Is there any reason why deployment and server specific configurations
are mixed in with your code?
This is not a good thing and usually not needed.
When you configure a server, you should be able to include this
information in the server configuration not in the application code.
1) The application should run on whatever server it finds itself loaded on.
If it needs to know something about the server, it should ask the
server. This includes stuff like webservice endpoints if they change
between test and production - and the had better or someday you may find
a test calling production services and really making a big mess.
If you leave this kind of stuff in the hands of a developer, you are
bound to have something bad happen eventually.
2) When you build a release of something you should not be rebuilding it
after you have tested it unless you are going to test it again.
There is no way to do this with the structure that you are proposing.
3) You are making your builds too complicated and error prone.
See JNDI. http://download.oracle.com/javase/jndi/tutorial/TOC.html
From my blog http://blog.artifact-software.com/tech/?p=58
BTW. You are not the only one who has to run software on development
machines, test machines and often hundreds or thousands of production
machines.
You do not need to go down this route and the usual destination is not a
good one.
Fix it as soon as you can and your whole development to production cycle
will get much easier.
Ron
On 20/01/2011 1:09 PM, Jeff wrote:
Thanks all for the comments. If there is a better way to do what I need,
then I welcome help to understand how to do it right.
We have configurations we need to load for the various development and
testing environments (unit and integration).
I've been working to put the specific configuation information for each
environment (URL's, IP's, debug levels, etc.) into property files. Each
property file will have a name like "test.properties" or
"staging.properties". There is a 1 to 1 mapping between a maven profile
and each properties file. (e.g., profile.id = "staging" loads
"staging.properties")
As I understand it, the *profile mechanism is the way to affect behavior at
run-time*. So I'm setting a system property in the profile that will
trigger a specific file to be loaded.
If there is a better way for my code to know what profile was selected, I've
not been able to find it.
Since each profile is identical except for the id and the value of the
system property being set and maven encourages universal reuse, I was hoping
to just reference the profile id when setting the system property. Then
when I copy the profile to add new ones all I would need to change is the
profile id.
Thoughts?
On Thu, Jan 20, 2011 at 8:39 AM, Wayne Fay<[email protected]> wrote:
I'm new to Maven and am building a POM with profiles.
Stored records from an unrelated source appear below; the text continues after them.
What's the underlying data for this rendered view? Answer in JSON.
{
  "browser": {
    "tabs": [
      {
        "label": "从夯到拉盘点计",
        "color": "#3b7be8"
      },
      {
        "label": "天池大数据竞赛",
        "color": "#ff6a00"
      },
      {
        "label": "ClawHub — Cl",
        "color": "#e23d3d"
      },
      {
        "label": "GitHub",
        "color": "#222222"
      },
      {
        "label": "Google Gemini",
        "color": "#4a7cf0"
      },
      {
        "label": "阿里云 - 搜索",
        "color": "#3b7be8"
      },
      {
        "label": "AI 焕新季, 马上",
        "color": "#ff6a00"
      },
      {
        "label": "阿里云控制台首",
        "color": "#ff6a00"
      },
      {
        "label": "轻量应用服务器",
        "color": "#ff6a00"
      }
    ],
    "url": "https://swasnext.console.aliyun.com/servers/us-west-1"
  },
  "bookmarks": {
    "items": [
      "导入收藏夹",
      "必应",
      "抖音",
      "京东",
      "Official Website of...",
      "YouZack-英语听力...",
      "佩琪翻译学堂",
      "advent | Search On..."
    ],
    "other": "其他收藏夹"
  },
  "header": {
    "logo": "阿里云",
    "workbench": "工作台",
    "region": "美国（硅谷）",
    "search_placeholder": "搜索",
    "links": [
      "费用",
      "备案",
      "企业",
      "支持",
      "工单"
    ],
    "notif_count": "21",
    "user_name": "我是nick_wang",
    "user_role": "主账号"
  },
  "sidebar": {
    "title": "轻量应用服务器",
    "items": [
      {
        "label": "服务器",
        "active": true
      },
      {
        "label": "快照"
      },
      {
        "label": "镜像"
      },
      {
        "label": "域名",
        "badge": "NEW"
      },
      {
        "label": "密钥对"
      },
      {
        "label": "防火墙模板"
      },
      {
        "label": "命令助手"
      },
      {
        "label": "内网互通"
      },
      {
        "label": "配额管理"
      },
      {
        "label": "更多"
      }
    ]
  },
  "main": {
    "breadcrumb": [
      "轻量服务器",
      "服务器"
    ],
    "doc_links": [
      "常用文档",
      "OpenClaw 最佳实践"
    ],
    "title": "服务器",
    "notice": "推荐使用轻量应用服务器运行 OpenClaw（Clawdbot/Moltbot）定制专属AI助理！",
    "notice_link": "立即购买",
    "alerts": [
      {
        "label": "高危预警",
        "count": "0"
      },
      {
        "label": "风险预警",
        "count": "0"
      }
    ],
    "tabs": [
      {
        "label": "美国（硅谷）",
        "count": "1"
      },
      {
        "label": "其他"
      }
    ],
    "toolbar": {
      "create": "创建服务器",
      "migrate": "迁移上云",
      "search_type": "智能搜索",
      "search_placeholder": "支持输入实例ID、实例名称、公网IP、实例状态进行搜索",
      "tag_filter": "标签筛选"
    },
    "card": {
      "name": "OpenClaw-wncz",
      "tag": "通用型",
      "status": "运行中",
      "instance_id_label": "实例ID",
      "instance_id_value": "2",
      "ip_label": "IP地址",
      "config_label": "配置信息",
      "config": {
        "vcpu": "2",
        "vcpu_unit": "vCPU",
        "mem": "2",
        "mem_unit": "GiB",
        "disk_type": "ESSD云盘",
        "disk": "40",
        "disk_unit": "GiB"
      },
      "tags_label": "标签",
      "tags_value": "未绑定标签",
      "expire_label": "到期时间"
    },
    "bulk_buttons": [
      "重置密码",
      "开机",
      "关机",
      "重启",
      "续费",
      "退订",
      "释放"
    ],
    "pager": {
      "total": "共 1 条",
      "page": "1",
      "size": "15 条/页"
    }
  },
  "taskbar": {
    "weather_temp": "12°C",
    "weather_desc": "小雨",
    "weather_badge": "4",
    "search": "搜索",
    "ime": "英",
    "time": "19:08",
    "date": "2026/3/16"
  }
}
I want to be able
to
Then you are most likely doing things "wrong." Is there no other way
to build/test your app without using profiles?
Currently the value of the "config" system property is equivalent to the
value of the profile id. Is there a syntax in the POM for referencing
the
id of the profile that is in the parent chain of the property being set?
Not that I'm aware of. The simplest fix is to just put the word
"staging" in that plugin configuration, since your plugin is inside
the profile anyway. The next simplest "fix" is to have another
property, say profile-name, that you copy your profile id to and then
reference that property where you need to use the name.